Regulatory changes 1995 By early 1995, the proposed CRA regulations were substantially revised to address criticisms that the regulations, and the agencies' implementation of them through the examination process to date, were too process-oriented, burdensome, and not sufficiently focused on actual results.
  • The CRA examination process itself was reformed to incorporate the pending changes.
  • Information about banking institutions' CRA ratings was made available via web page for public review as well.
  • The Office of the Comptroller of the Currency (OCC) also moved to revise its regulation structure allowing lenders subject to the CRA to claim community development loan credits for loans made to help finance the environmental cleanup or redevelopment of industrial sites when it was part of an effort to revitalize the low- and moderate-income community where the site was located.
Regulatory changes 2007 The Office of Thrift Supervision (OTS) proposed revising and started to solicit public comment regarding the complete alignment of its CRA rule with the CRA rules of the other three federal banking agencies in November 2006.

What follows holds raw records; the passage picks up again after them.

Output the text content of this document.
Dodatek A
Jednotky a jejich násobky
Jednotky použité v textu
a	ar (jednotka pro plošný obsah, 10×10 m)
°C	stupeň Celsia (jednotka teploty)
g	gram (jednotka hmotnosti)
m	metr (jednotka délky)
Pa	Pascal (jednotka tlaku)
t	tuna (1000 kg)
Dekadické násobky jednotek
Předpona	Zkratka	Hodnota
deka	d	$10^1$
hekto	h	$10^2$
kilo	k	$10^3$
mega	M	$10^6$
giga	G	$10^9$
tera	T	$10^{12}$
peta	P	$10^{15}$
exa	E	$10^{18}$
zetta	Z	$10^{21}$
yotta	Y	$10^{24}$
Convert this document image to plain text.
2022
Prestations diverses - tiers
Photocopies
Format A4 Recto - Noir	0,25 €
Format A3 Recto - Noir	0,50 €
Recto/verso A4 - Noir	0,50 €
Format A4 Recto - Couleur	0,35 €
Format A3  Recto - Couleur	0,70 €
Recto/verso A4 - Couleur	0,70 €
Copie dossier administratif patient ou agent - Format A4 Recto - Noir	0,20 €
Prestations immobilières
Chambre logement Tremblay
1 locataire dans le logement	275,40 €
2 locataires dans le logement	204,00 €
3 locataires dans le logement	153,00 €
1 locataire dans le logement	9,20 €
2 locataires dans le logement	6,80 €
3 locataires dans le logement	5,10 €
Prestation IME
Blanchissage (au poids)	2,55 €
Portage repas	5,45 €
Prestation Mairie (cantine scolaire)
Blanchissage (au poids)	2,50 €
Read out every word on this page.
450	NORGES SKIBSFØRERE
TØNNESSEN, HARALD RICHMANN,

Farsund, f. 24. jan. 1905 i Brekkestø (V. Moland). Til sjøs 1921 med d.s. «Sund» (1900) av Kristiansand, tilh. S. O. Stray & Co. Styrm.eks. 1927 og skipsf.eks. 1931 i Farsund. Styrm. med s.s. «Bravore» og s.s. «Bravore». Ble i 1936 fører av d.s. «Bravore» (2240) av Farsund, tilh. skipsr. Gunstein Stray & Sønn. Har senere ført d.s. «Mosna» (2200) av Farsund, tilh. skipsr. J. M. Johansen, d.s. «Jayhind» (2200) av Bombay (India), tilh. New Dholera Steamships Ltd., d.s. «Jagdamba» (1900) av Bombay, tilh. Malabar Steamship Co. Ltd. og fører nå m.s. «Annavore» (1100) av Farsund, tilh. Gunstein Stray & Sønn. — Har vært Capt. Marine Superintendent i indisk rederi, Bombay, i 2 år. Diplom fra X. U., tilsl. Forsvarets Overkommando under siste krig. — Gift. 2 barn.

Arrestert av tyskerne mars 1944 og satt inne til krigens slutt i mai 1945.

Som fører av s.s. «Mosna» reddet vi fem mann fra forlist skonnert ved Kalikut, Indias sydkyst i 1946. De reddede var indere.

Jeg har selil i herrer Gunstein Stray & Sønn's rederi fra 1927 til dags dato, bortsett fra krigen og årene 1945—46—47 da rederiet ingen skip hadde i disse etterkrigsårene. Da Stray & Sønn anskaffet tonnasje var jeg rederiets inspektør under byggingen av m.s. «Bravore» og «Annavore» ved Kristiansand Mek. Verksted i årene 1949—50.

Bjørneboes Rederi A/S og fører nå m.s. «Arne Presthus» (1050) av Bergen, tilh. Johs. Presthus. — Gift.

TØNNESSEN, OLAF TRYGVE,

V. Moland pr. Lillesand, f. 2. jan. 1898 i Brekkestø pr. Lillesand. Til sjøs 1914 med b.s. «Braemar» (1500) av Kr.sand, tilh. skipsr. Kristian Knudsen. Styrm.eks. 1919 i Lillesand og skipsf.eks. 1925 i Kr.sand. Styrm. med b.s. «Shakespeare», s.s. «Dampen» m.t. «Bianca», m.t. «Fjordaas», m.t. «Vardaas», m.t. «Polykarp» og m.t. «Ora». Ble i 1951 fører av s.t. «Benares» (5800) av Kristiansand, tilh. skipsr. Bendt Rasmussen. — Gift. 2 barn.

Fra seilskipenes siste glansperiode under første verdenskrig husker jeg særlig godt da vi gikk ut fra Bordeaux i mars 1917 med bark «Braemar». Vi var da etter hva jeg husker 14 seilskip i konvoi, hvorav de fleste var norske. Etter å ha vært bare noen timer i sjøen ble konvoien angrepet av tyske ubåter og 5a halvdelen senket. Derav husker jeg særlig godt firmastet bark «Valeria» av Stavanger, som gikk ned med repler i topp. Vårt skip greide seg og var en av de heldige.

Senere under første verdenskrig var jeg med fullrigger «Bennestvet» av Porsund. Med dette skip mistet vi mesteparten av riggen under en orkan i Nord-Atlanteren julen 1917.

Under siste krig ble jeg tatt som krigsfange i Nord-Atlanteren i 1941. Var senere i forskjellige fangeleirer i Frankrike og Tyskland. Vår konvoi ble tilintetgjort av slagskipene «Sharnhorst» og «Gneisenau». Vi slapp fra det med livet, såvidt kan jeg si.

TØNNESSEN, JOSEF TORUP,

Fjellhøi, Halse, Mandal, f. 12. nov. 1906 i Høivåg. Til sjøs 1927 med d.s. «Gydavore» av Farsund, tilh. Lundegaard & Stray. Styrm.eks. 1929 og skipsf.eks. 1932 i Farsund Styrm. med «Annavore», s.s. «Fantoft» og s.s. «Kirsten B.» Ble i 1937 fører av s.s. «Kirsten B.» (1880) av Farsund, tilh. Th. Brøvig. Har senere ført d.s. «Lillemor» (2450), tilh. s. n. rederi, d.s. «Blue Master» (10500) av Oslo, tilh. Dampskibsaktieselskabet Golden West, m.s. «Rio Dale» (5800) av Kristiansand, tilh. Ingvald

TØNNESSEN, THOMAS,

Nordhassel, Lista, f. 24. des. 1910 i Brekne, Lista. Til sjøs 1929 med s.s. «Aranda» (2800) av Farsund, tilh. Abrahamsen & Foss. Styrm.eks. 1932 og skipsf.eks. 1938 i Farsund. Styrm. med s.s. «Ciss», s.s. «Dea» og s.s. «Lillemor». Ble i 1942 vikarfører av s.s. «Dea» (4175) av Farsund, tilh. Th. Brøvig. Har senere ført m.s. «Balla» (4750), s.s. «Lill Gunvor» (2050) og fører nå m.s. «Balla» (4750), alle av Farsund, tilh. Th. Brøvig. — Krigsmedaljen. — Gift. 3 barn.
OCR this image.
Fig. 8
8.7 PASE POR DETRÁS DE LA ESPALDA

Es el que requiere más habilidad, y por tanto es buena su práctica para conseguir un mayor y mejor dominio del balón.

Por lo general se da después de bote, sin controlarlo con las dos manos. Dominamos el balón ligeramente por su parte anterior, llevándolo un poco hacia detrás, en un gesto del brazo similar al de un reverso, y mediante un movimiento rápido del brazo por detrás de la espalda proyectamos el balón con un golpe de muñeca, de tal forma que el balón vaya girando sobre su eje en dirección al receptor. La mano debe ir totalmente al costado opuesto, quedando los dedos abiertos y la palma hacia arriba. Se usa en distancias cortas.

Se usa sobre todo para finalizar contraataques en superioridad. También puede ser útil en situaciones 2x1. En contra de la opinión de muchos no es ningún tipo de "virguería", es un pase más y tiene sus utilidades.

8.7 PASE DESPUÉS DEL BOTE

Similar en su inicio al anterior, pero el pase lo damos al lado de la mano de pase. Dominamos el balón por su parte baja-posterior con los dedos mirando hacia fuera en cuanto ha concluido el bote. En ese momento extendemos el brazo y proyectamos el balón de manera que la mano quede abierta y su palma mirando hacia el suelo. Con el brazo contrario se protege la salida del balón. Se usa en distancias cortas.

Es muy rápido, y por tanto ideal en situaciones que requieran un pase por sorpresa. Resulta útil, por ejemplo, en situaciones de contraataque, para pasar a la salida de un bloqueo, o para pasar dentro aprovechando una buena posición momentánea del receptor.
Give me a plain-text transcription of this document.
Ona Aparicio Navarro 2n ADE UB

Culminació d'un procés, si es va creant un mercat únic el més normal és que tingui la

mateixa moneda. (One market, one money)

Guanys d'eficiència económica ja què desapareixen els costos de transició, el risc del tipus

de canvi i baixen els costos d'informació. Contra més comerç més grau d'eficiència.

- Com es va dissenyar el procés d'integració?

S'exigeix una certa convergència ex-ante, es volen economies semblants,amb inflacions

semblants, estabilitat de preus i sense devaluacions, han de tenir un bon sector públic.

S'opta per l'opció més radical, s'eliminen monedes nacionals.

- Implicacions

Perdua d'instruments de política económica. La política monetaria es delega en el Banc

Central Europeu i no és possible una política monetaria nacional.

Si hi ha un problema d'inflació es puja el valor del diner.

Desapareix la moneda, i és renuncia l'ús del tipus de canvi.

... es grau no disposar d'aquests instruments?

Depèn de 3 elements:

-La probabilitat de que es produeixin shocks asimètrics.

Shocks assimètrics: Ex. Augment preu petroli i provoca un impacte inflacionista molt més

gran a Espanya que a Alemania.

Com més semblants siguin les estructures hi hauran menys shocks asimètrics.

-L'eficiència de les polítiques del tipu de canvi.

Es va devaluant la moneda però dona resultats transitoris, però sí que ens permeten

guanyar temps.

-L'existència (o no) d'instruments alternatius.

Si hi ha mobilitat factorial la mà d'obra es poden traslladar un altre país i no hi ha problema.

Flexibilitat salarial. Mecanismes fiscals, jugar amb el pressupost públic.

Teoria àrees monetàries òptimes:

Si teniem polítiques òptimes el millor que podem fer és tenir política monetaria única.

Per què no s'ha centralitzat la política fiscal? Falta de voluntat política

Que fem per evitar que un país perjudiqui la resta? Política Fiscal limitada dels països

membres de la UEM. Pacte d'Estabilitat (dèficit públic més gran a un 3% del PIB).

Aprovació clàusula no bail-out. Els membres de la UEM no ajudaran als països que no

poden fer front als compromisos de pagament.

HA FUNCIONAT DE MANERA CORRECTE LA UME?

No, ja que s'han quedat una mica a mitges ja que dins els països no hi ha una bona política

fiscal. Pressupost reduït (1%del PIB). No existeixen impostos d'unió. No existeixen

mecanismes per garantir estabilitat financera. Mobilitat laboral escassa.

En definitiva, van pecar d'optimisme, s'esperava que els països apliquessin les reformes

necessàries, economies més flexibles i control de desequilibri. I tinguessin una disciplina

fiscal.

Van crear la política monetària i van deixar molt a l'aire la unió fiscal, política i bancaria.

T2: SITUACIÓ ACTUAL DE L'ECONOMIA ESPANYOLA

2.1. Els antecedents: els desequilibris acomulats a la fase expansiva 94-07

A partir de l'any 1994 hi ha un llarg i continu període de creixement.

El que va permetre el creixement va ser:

This OTS rule revision aligned with that of the other agencies by:
  1. eliminating the option of alternative weights for lending, investment, and service under the large, retail savings association test;
  2. defining institutions with assets between $250 million and $1 billion as "intermediate small savings associations" subject to a new community development test;
  3. indexing the asset threshold for "small" and "intermediate small" savings associations annually based on changes to the Consumer Price Index (CPI); and
  4. clarifying the adverse impact on a savings association's CRA rating where the OTS finds evidence of discrimination or other illegal credit practices.